Lady Bird ~ A Capsule Movie Review by Allen Kopp
Lady Bird (whose real name is Christine) is going through a bad time, a little thing called adolescence. She has a boyfriend, but she finds out, the hard way, that he’s gay. She has a pudgy friend named Julie, with whom she goes to Catholic school, where most of the teachers are nuns. (Julie has a crush on the handsome algebra teacher, one of the teachers who isn’t a nun.) She and Julie eat communion wafers like potato chips. “You’re not supposed to eat the wafers,” a classmate says. “They haven’t been consecrated yet,” Lady Bird explains.
It’s 2002 and Lady Bird’s family has been affected by difficult economic times. Her past-middle-aged father has lost his job. They live, Lady Bird says, “on the wrong side of the tracks,” in a house she’s ashamed of. She pretends to live in a large, two-story, well-tended house she likes, which happens to belong to the grandmother of her boyfriend (the one who turns out to be gay). She tells a friend that when she and the boyfriend get married, the house will belong to them when the grandmother dies. “Won’t the parents get it?” the friend asks. “Oh, yeah,” Lady Bird says. “We’ll have to kill them. And the older brother.”
Lady Bird lives in Sacramento, California, “the Midwest of California,” she says. She longs to get away from her home town and her family, but especially her exasperating, critical mother, and go to a college on the East Coast, “where there’s culture.” She doesn’t have the money to go to a “good” school, though, and might end up going to the local community college. She longs to be like the rich, stylish girls in her school who look like fashion models and seem to have it all.
There’s some wry humor and clever dialogue in Lady Bird that manages to rise above the level of TV sitcom. When a teacher asks Lady Bird if that is her “given” name, she says, “Yes, I gave it to myself.” Lady Bird and some of her friends at their Catholic school put a sign on the back of the nuns’ car that says, “Just married to Jesus.” One of the nuns informs Lady Bird later that she didn’t “just” marry Jesus but has been married to him for forty years. “He’s a lucky guy,” Lady Bird says.
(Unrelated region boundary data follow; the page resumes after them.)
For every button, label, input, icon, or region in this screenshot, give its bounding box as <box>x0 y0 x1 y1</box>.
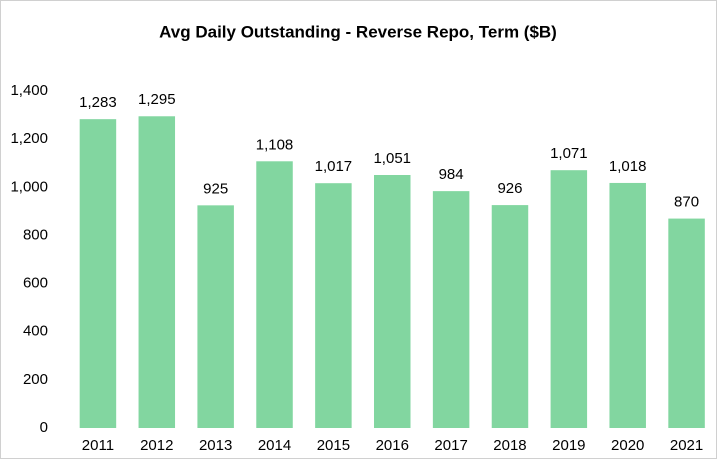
y-tick-label: 1,200 <box>10 130 48 147</box>
bar <box>138 116 176 429</box>
y-tick-label: 1,400 <box>10 82 48 99</box>
y-tick-label: 1,000 <box>10 178 48 195</box>
x-tick-label: 2012 <box>140 437 173 454</box>
x-tick-label: 2014 <box>258 437 291 454</box>
data-label: 1,071 <box>550 145 588 162</box>
bar <box>491 205 529 428</box>
y-tick-label: 200 <box>23 371 48 388</box>
data-label: 984 <box>439 166 464 183</box>
x-tick-label: 2017 <box>434 437 467 454</box>
data-label: 870 <box>674 194 699 211</box>
bar <box>79 119 117 428</box>
bar <box>432 191 470 428</box>
data-label: 1,108 <box>256 136 294 153</box>
bar <box>550 170 588 428</box>
data-label: 1,018 <box>609 158 647 175</box>
bar <box>315 183 352 428</box>
bar <box>197 205 234 428</box>
y-tick-label: 0 <box>40 419 48 436</box>
data-label: 1,051 <box>373 150 411 167</box>
x-tick-label: 2015 <box>317 437 350 454</box>
x-tick-label: 2019 <box>552 437 585 454</box>
x-tick-label: 2018 <box>493 437 526 454</box>
bar <box>609 182 646 428</box>
x-tick-label: 2011 <box>82 437 114 454</box>
x-tick-label: 2016 <box>376 437 409 454</box>
data-label: 926 <box>497 180 522 197</box>
data-label: 1,295 <box>138 91 176 108</box>
y-tick-label: 600 <box>23 275 48 292</box>
bar <box>668 218 705 428</box>
x-tick-label: 2021 <box>670 437 703 454</box>
y-tick-label: 400 <box>23 323 48 340</box>
data-label: 1,283 <box>79 94 117 111</box>
chart-title: Avg Daily Outstanding - Reverse Repo, Te… <box>159 22 557 41</box>
bar <box>256 161 293 428</box>
bar <box>374 175 411 428</box>
data-label: 1,017 <box>315 158 353 175</box>
data-label: 925 <box>203 180 228 197</box>
x-tick-label: 2020 <box>611 437 644 454</box>
y-tick-label: 800 <box>23 226 48 243</box>
x-tick-label: 2013 <box>199 437 232 454</box>
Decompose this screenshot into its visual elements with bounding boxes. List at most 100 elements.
Saoirse Ronan, who played an Irish girl who immigrates to America in Brooklyn, plays Lady Bird. Her mother is played by Laurie Metcalf, of TV sitcom fame (Roseanne and Getting On). As in real life, mother and daughter are prickly with each other and aren’t good at understanding each other’s problems. These are characters that seem like real people. How many mothers and daughters have you known that don’t get along very well? It seems to be an epidemic.
Lady Bird is a pleasant enough way to spend ninety-four minutes at the movies on a winter afternoon, even though it covers territory that seems all too familiar. (How many coming-of-age movies have there been about contentious child-parent relationships?) Is it worthy of all the accolades it’s receiving? Probably not. You be the judge.